If I were you, I would definitely get hold of Weyl's book. My own understanding -- not based on a study of the primary 19th century sources, but on my general experience as a mathematician -- is that Riemann was developing clear geometric intuitions for the study of algebraic curves \$f(z, w) = 0\$ where \$f\$ is a polynomial in two variables with complex coefficients.

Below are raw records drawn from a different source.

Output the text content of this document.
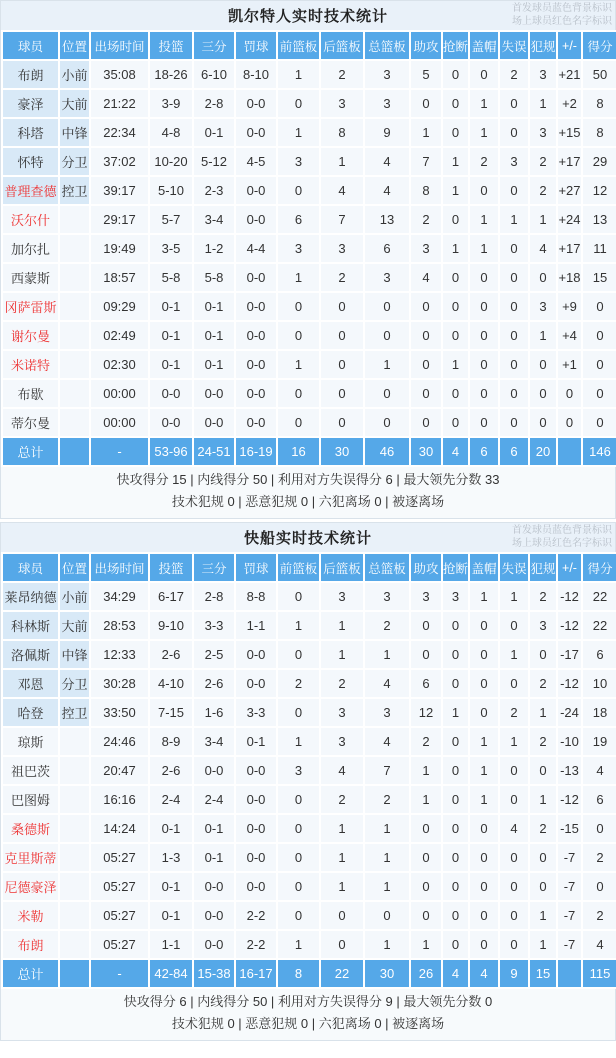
凯尔特人实时技术统计	首发球员蓝色背景标识
场上球员红色名字标识
球员	位置	出场时间	投篮	三分	罚球	前篮板	后篮板	总篮板	助攻	抢断	盖帽	失误	犯规	+/-	得分
布朗	小前	35:08	18-26	6-10	8-10	1	2	3	5	0	0	2	3	+21	50
豪泽	大前	21:22	3-9	2-8	0-0	0	3	3	0	0	1	0	1	+2	8
科塔	中锋	22:34	4-8	0-1	0-0	1	8	9	1	0	1	0	3	+15	8
怀特	分卫	37:02	10-20	5-12	4-5	3	1	4	7	1	2	3	2	+17	29
普理查德	控卫	39:17	5-10	2-3	0-0	0	4	4	8	1	0	0	2	+27	12
沃尔什		29:17	5-7	3-4	0-0	6	7	13	2	0	1	1	1	+24	13
加尔扎		19:49	3-5	1-2	4-4	3	3	6	3	1	1	0	4	+17	11
西蒙斯		18:57	5-8	5-8	0-0	1	2	3	4	0	0	0	0	+18	15
冈萨雷斯		09:29	0-1	0-1	0-0	0	0	0	0	0	0	0	3	+9	0
谢尔曼		02:49	0-1	0-1	0-0	0	0	0	0	0	0	0	1	+4	0
米诺特		02:30	0-1	0-1	0-0	1	0	1	0	1	0	0	0	+1	0
布歇		00:00	0-0	0-0	0-0	0	0	0	0	0	0	0	0	0	0
蒂尔曼		00:00	0-0	0-0	0-0	0	0	0	0	0	0	0	0	0	0
总计		-	53-96	24-51	16-19	16	30	46	30	4	6	6	20		146
快攻得分 15 | 内线得分 50 | 利用对方失误得分 6 | 最大领先分数 33
技术犯规 0 | 恶意犯规 0 | 六犯离场 0 | 被逐离场
快船实时技术统计	首发球员蓝色背景标识
场上球员红色名字标识
球员	位置	出场时间	投篮	三分	罚球	前篮板	后篮板	总篮板	助攻	抢断	盖帽	失误	犯规	+/-	得分
莱昂纳德	小前	34:29	6-17	2-8	8-8	0	3	3	3	3	1	1	2	-12	22
科林斯	大前	28:53	9-10	3-3	1-1	1	1	2	0	0	0	0	3	-12	22
洛佩斯	中锋	12:33	2-6	2-5	0-0	0	1	1	0	0	0	1	0	-17	6
邓恩	分卫	30:28	4-10	2-6	0-0	2	2	4	6	0	0	0	2	-12	10
哈登	控卫	33:50	7-15	1-6	3-3	0	3	3	12	1	0	2	1	-24	18
琼斯		24:46	8-9	3-4	0-1	1	3	4	2	0	1	1	2	-10	19
祖巴茨		20:47	2-6	0-0	0-0	3	4	7	1	0	1	0	0	-13	4
巴图姆		16:16	2-4	2-4	0-0	0	2	2	1	0	1	0	1	-12	6
桑德斯		14:24	0-1	0-1	0-0	0	1	1	0	0	0	4	2	-15	0
克里斯蒂		05:27	1-3	0-1	0-0	0	1	1	0	0	0	0	0	-7	2
尼德豪泽		05:27	0-1	0-0	0-0	0	1	1	0	0	0	0	0	-7	0
米勒		05:27	0-1	0-0	2-2	0	0	0	0	0	0	0	1	-7	2
布朗		05:27	1-1	0-0	2-2	1	0	1	1	0	0	0	1	-7	4
总计		-	42-84	15-38	16-17	8	22	30	26	4	4	9	15		115
快攻得分 6 | 内线得分 50 | 利用对方失误得分 9 | 最大领先分数 0
技术犯规 0 | 恶意犯规 0 | 六犯离场 0 | 被逐离场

This is a huge story, related to things like elliptic functions which were much investigated during that time, and had a lot to do with the rise of modern algebraic geometry (cf. Riemann-Roch theorem, for instance, and consideration of the intrinsic geometry of curves).

3.
Sadiq, I don't usually like to jump into the middle of these meta discussions. I haven't followed the fate your question from the beginning, but I suppose that double posting it contributed to its demise. That said, I suspect that there is a reasonable underlying question involving history of mathematics. But I second Todd's suggestion of doing some research before asking again. In addition to Weyl (which is a classic), you might find it worthwhile to get a biography of Riemann. There is one by Laugwitz that I know of. My impression (and it just an impression) is that Riemann's ideas of geometrizing function theory were quite radical at the time. So in way, it was both a continuation of, and a break from, the past.
• CommentAuthorquid
• CommentTimeSep 17th 2011 edited

Donu Arapura, speaking for me only: yes, the general conduct of the OP caused some irritation. However, I also checked quite precisley the contributions here and on math.SE and the main problem I see is the complete absence of even a vague idea of what I consider necessary prerequisites. Moreoever, I do not understand why the two fine answers OP got on MO [important correction, I meant math.SE, not MO, where there are two answers by in some sense anonymous users] are not sufficient. (Actually, for some meaning of understand I think I do understand it, but this is pure snobbery on the OPs side; who most of all seems to want an "expert's take", and the answerers there do not 'advertise' their expert-status enough.)

4.
OK, I plead ignorance. I wasn't aware of the whole convoluted story. I was trying to suggest that a well formulated historical question on some of this stuff would be welcome here (at least by me), but perhaps the OP was after something else. I'll stay out of it from now on.

Best,
Donu Arapura
• CommentAuthorquid
• CommentTimeSep 17th 2011

Dono Arapura: Yes I agree; and personally I found in particular PseudoNeo's answer on math.SE interesting. Sorry, for a typo I made in my original comment (now corrected); I hope it caused no confusion.